R. - Sicuramente il partito islamico che una volta era alleato
con il presidente. Ci sono anche dei generali che hanno disertato nel momento in cui
il presidente Saleh ha ordinato ai cecchini di sparare sulla folla. L’opposizione
è sicuramente eterogenea, e fra le sue file conta anche diverse donne attiviste. Queste
rivolte hanno portato ad una maggior consapevolezza da parte delle donne, che sono
più coinvolte di quanto non lo fossero prima, in un Paese in cui tra l’altro la segregazione
femminile era la regola. Queste donne hanno fatto di necessità virtù: nel momento
in cui padri, mariti e fratelli sono stati arrestati e si sono trovate da sole, sono
dovute scendere in piazza. Le rivendicazioni che fanno queste donne riguardano il
fatto di non fare affidamento sul livello numerico delle manifestazioni di piazza
ma di contare, soprattutto, sulla possibilità di riscrivere la Costituzione dello
Yemen.
D. - Che cosa potrebbe significare, per il Paese, l’uscita di
scena di Saleh?
R. - L’uscita di scena di Saleh non è una cosa certa.

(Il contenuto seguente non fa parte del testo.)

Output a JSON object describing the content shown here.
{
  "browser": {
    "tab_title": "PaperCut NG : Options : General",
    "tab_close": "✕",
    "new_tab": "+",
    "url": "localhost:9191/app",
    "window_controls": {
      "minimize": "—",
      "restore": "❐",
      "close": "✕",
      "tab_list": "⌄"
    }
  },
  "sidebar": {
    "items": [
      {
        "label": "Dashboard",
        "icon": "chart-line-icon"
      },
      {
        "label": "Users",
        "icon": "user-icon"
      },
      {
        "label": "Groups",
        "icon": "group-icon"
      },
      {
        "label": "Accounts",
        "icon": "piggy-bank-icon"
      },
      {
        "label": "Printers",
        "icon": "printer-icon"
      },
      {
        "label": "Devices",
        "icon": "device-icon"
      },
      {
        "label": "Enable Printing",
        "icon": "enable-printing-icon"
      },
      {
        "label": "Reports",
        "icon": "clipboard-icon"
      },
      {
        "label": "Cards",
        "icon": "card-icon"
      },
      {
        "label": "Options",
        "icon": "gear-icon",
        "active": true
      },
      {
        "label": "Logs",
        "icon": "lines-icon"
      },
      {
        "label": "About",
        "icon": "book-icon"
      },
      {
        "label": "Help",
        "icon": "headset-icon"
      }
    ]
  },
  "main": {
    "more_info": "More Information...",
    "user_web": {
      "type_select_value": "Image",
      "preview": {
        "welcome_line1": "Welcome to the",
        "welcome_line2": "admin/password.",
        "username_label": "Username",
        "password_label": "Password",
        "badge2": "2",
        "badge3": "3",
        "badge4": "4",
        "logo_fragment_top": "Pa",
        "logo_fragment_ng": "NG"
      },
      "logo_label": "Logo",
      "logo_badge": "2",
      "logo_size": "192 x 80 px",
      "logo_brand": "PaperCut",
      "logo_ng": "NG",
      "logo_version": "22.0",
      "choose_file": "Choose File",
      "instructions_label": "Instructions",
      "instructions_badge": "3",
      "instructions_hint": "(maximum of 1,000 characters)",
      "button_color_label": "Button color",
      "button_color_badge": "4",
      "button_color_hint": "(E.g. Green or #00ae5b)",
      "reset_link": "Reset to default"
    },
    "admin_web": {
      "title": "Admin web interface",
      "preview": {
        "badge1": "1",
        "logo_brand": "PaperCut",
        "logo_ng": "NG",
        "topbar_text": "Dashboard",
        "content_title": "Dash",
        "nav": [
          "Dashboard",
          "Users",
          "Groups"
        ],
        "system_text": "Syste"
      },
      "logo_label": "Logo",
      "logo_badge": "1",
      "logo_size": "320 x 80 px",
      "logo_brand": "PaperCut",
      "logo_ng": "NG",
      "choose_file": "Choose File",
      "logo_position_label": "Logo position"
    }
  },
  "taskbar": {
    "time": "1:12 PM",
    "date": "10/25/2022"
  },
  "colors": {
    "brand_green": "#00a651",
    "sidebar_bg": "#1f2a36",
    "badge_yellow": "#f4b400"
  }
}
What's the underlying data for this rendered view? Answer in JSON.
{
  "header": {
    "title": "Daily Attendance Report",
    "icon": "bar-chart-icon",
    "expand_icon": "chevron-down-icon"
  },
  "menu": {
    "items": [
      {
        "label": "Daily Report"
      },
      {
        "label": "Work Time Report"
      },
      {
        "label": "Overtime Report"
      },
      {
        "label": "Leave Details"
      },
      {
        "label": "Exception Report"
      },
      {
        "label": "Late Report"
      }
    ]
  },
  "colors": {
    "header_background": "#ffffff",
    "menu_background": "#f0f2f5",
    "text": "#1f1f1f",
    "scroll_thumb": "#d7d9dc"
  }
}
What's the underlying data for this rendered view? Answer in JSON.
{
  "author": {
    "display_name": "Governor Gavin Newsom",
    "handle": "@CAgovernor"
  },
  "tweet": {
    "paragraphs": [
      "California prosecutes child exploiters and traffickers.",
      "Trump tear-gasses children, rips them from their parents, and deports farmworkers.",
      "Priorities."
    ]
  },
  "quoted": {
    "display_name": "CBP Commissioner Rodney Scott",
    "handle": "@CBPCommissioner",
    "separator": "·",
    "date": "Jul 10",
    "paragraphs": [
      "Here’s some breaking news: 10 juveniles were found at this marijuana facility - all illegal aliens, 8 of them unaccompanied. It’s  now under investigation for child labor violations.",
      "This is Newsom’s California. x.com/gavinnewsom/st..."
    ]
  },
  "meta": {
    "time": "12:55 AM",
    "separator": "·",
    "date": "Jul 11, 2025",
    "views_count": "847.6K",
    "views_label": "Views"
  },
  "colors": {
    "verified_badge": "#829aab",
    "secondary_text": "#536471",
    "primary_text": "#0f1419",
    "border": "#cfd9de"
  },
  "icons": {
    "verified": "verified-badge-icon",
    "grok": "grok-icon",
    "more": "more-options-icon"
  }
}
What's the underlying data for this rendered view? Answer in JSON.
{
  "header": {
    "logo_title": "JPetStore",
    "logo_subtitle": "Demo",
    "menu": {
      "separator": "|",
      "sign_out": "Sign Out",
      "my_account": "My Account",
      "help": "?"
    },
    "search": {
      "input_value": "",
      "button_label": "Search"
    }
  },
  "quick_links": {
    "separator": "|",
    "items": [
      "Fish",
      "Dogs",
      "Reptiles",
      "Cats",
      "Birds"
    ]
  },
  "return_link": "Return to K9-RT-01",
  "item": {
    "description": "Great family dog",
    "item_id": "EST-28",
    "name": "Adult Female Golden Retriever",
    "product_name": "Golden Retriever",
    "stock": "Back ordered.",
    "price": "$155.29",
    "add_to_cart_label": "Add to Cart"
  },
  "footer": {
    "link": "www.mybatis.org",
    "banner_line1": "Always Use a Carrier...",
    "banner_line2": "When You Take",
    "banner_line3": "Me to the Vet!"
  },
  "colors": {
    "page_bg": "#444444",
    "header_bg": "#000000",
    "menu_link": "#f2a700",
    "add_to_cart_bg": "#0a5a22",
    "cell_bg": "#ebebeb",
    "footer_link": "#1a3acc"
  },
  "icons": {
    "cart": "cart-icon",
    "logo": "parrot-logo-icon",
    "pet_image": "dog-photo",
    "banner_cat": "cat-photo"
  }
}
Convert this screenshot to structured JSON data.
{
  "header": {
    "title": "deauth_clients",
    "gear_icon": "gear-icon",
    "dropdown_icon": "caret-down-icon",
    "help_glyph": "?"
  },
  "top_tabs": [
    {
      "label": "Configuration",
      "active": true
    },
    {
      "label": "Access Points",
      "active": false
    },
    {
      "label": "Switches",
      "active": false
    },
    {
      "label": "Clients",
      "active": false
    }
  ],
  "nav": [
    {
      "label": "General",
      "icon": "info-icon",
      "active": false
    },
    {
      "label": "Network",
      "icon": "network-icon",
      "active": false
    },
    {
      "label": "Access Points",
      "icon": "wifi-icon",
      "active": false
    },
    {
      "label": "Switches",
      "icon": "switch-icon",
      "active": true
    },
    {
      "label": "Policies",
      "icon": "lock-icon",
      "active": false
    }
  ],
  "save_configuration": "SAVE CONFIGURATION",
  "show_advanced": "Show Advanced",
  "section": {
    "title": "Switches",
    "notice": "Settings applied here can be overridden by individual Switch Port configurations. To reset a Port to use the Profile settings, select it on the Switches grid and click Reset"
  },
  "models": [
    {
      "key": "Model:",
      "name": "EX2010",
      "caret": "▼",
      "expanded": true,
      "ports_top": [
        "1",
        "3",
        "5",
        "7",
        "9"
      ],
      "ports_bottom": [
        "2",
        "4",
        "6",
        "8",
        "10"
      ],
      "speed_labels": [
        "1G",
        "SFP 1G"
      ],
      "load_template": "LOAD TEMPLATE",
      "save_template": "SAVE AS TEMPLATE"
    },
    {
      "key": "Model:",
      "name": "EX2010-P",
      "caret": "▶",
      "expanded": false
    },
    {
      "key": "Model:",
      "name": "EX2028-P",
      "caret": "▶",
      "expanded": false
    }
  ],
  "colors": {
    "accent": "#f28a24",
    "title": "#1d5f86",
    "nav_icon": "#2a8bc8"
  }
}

Resta da vedere che cosa dirà il presidente nel discorso alla nazione, previsto per
oggi. Il problema non è soltanto lui. Il problema è il suo clan, i suoi figli e nipoti,
che sono a capo dei servizi segreti e dei servizi di sicurezza. Il clan ha soprattutto
dei legami con gli Stati Uniti, perché in questi 10 anni, dall’11 settembre, hanno
portato avanti la lotta al terrorismo. Temo, quindi, che non ci sia la volontà di
una certa diplomazia internazionale a sbarazzarsi di tutto il clan di Saleh e questo
non potrà che causare un’ulteriore violenza, perché difficilmente l’opposizione permetterà
al clan di Saleh di rimanere in sella. (vv)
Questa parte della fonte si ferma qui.